В критических статьях прежнего времени делался разбор названных идей. «Вот почему, – утверждал Жаботинский, – критическая статья была в то время такой желанной и жданной подругой интеллигентного человека: ему нужна была идея, он болел идеями – и статья говорила ему об идеях.

Интеллигенция с тех пор умственно очень развилась. Я не говорю, что она теперь умнее тогдашней интеллигенции. Но она теперь давно, с детства, знает все, что мыслящим людям прежнего времени еще только нужно было открыть и изобресть.

А жизнь?

Жизнь не двинулась вперед ни на шаг.

Вот почему наша эпоха не требует новых общественных идей: нужные ей идеи преподаны нам уже много лет тому назад.

А если жизнь не будит в нас мышления, то не может будить его и беллетристика, изображающая эту самую старую жизнь… Я утверждаю, что никто из интеллигенции теперь абсолютно не в состоянии предаться мышлению по поводу прочтенного романа или прослушанной драмы».


Выступления в печати Жаботинскому показалось мало. Он считал, что рамки газетного фельетона не дали ему возможности высказаться о литературной критике во всей полноте, со всеми необходимыми пояснениями и доказательствами.
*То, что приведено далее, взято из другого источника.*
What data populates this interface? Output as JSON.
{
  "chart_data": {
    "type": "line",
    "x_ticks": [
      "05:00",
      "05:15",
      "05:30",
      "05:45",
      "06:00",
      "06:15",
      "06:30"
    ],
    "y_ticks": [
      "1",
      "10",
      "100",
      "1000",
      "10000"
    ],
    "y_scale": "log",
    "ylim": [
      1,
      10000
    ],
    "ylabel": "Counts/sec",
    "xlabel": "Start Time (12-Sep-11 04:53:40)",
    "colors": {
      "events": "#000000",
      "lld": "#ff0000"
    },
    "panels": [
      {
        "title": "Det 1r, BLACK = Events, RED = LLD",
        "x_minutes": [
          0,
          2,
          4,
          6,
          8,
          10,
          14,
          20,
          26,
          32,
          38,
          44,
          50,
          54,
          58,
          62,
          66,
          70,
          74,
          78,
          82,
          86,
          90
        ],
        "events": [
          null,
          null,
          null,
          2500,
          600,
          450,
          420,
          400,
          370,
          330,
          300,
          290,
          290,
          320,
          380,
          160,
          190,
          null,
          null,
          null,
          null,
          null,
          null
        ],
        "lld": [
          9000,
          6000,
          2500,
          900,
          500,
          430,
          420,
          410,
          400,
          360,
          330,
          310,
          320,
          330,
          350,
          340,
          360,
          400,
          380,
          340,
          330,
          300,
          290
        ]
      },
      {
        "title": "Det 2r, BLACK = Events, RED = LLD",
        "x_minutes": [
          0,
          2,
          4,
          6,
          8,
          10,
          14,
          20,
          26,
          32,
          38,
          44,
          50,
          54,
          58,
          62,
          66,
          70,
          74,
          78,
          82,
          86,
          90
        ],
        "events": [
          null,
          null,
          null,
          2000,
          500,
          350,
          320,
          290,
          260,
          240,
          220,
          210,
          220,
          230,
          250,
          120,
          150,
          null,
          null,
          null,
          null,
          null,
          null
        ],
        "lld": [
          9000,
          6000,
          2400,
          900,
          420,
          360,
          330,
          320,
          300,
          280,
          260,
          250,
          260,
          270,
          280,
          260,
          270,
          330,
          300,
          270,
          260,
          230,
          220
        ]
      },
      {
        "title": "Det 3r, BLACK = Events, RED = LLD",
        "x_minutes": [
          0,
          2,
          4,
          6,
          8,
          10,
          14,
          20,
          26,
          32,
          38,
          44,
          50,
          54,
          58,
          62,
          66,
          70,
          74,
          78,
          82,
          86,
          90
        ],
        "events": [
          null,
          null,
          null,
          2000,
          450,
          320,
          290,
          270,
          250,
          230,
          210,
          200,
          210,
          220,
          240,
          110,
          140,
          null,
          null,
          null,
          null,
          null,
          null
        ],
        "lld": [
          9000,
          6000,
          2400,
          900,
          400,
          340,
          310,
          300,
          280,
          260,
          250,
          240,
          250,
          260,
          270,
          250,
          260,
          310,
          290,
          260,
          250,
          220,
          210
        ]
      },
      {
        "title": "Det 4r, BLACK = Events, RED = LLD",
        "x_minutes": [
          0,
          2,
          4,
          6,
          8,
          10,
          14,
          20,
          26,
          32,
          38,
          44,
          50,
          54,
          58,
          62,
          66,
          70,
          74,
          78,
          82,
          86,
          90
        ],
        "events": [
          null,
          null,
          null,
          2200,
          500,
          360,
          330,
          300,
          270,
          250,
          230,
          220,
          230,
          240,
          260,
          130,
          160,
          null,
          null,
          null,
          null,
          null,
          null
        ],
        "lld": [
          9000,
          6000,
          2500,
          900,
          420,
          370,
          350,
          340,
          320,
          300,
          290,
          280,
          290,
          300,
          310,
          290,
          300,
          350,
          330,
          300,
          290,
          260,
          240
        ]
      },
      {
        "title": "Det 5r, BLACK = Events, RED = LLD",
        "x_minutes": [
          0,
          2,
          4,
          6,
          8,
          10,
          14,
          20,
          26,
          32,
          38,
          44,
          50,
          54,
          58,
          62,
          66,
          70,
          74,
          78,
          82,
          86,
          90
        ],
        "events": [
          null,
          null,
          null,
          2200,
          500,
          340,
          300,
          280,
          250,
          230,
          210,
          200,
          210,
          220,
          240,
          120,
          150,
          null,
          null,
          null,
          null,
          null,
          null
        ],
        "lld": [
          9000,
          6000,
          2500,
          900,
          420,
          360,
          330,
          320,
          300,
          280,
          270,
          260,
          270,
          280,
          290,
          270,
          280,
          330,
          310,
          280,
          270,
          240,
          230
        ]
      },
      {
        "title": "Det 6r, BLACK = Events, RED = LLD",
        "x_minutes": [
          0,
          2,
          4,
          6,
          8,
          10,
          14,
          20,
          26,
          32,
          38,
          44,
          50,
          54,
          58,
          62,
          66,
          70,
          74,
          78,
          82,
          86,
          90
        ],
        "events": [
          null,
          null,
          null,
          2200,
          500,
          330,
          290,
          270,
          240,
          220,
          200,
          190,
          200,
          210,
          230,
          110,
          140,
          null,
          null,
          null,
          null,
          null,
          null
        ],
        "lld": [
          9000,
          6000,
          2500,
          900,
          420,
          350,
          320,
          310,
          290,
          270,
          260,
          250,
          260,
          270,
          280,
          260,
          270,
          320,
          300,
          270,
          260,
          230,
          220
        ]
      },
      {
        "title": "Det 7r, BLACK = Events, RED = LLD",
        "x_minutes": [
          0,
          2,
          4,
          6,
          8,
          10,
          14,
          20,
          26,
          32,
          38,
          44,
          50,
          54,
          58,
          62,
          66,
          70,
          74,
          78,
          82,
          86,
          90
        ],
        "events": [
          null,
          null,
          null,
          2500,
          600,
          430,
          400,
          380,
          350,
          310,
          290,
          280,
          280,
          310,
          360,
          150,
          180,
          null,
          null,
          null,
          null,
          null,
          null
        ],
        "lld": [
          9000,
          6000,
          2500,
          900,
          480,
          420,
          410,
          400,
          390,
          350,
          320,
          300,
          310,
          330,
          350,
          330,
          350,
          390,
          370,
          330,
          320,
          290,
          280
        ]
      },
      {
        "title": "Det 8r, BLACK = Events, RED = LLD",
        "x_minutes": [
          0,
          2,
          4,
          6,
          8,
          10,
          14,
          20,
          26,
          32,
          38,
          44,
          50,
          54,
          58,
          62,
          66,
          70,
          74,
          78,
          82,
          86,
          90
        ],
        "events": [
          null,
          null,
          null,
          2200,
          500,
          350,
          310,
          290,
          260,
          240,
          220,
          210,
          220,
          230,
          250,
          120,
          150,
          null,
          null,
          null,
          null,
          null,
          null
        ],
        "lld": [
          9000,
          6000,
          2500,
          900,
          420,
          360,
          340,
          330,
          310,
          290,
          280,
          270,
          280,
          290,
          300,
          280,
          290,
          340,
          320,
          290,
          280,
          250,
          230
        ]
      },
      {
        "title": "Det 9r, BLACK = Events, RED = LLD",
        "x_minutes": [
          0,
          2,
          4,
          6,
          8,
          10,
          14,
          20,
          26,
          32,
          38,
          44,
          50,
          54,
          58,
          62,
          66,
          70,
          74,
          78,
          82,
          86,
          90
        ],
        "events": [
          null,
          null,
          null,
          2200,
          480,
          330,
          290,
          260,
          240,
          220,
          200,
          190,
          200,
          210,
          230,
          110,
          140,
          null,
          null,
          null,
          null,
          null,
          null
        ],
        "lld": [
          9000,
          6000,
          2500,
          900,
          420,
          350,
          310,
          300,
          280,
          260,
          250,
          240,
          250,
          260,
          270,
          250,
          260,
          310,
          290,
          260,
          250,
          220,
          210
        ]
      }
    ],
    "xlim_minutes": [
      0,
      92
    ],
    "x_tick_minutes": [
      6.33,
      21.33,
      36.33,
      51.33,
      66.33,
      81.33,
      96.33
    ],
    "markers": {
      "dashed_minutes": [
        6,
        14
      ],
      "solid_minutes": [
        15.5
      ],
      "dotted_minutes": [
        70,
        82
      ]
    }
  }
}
На основе статьи Владимир Евгеньевич подготовил реферат, с которым выступил 17 января 1902 года в Литературно-артистическом обществе.

Чуковский, как бы предчувствуя, что скоро он станет профессиональным литературным критиком, одним из самых известных в России, подготовил письменный ответ своему другу. Ответ был зачитан в Литературно-артистическом обществе. «По мнению г. Чуковского, – сообщали в своем отчете “Одесские новости”, – докладчик самым непростительным образом смешал публицистику с критикой. Идеи, о которых г. Altalena упомянул в своем докладе, как, например, равноправие женщин, индивидуализация воспитания и пр. – все это нисколько не относится к литературной критике.